The Fallout: New Vegas DLC Old World Blues has The Toaster, an Omnicidal Maniac obsessed with burning the world. He is limited in his evil quest by being a talking toaster (and that alas, unbeknownst to him, the world has already burned. He gets very upset if you happen to point this out). About the worst he can do, should you not suffer an attack of stupid and stick your hand into his bread slot, is threaten to set you on fire. He is a substantial danger to other toasters, though - provided you bring them to him.
Okage: Shadow King has Evil King Stanley Hihat Trinidad XIV, or Stan, the Sealed Evil in a Can who's taken over your shadow. He really likes proclaiming how evil and mighty he is, but with one of his first displays of his terrible might being to rescue a cat stuck in a tree, he is not that good at it. Especially with how a bunch of Fake Evil Kings have stolen his power while he was sealed away.
Played for laughs in The Elder Scrolls series. In Oblivion, you fight the very villainous and not-at-all harmless MythicDawn Daedric cult, which almost manages to destroy the world. Then, a few centuries later, the Player Character in Skyrim can meet a half-crazed fanboy of the Mythic Dawn who collects their old books and ceremonial garments, runs a Mythic Dawn Museum, and dreams of reviving the cult.
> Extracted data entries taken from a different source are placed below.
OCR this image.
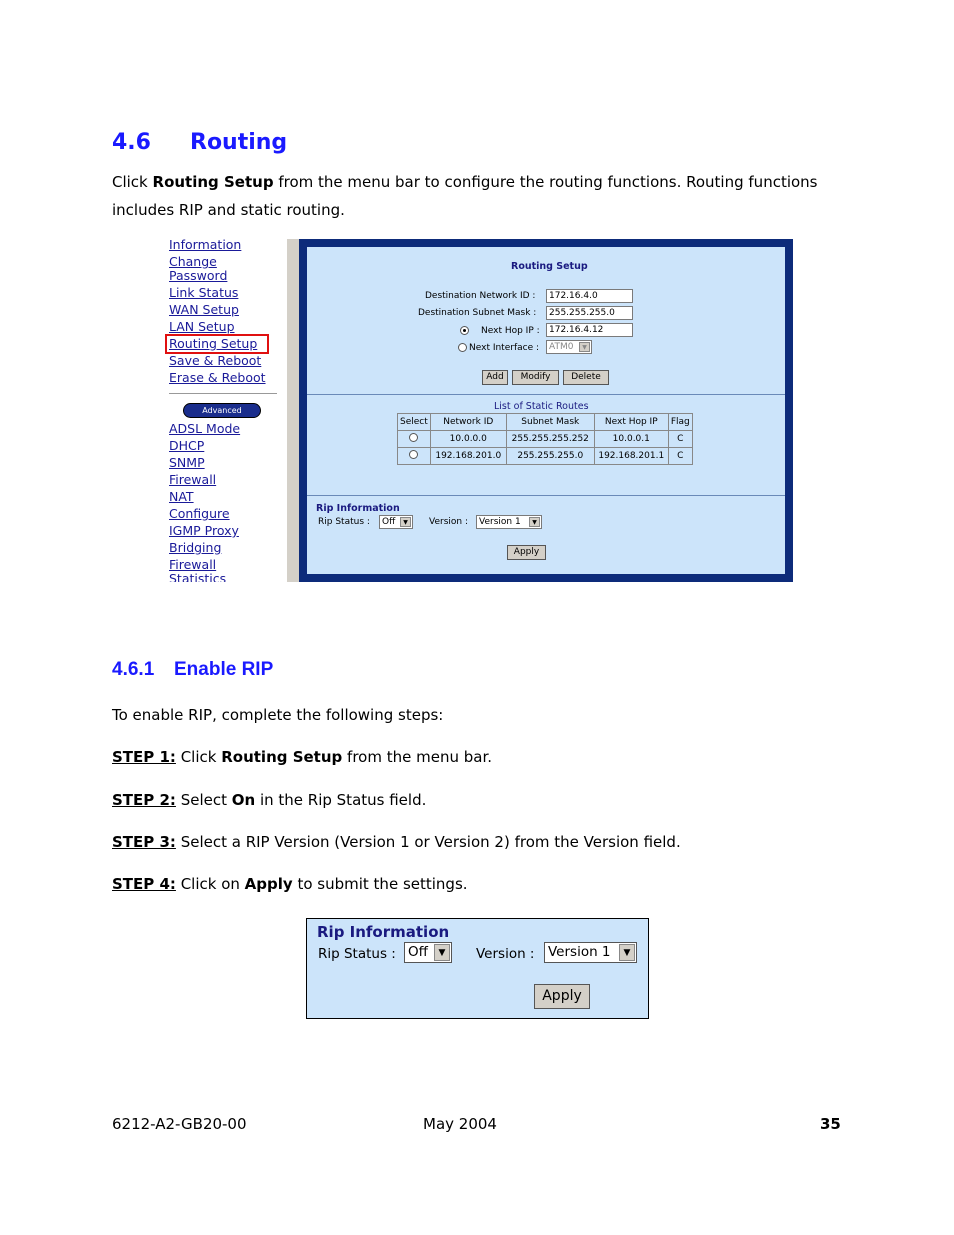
4.6 Routing
Click Routing Setup from the menu bar to configure the routing functions. Routing functions includes RIP and static routing.
Information
Change
Password
Link Status
WAN Setup
LAN Setup
Routing Setup
Save & Reboot
Erase & Reboot
Advanced
ADSL Mode
DHCP
SNMP
Firewall
NAT
Configure
IGMP Proxy
Bridging
Firewall
Statistics
Routing Setup
Destination Network ID :	172.16.4.0
Destination Subnet Mask :	255.255.255.0
Next Hop IP :	172.16.4.12
Next Interface :	ATM0	▼
Add	Modify	Delete
List of Static Routes
Select	Network ID	Subnet Mask	Next Hop IP	Flag
	10.0.0.0	255.255.255.252	10.0.0.1	C
	192.168.201.0	255.255.255.0	192.168.201.1	C
Rip Information
Rip Status :	Off	▼	Version :	Version 1	▼
Apply
4.6.1 Enable RIP
To enable RIP, complete the following steps:
STEP 1: Click Routing Setup from the menu bar.
STEP 2: Select On in the Rip Status field.
STEP 3: Select a RIP Version (Version 1 or Version 2) from the Version field.
STEP 4: Click on Apply to submit the settings.
Rip Information
Rip Status : Off	▼	Version : Version 1	▼
Apply
6212-A2-GB20-00	May 2004	35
He's serious about it but laughably incompetent and absolutely nobody takes him seriously except Mehrunes Dagon, Daedric Prince of Destruction and former patron of the Mythic Dawn, who doesn't really like clueless wannabes exploiting the heritage of his most devoted and successful servants.
Fallen London: In just about any other setting, a series of highly like-minded Ax-CrazyKnife Nuts who like to hide in snowmen to ambush people and just generally love to slash throats and cut people up would be a very dangerous sort. In a setting where Death Is Cheap even to the poorest commoner (to the point some Londoners murder each other for fun), and Slashed Throat victims can get up minutes after he's left, Jack of Smiles, formerly known as Jack the Ripper, isn't given anything even close to respect.
Veigar in League of Legends is so bad at being an Evil Overlord that he generally ends up providing a net benefit to the people he attempts to oppress, since he may end up overthrowing an actually effective villain or taking out some dangerous predators or blowing up a bandit outpost on his way there just out of orneriness.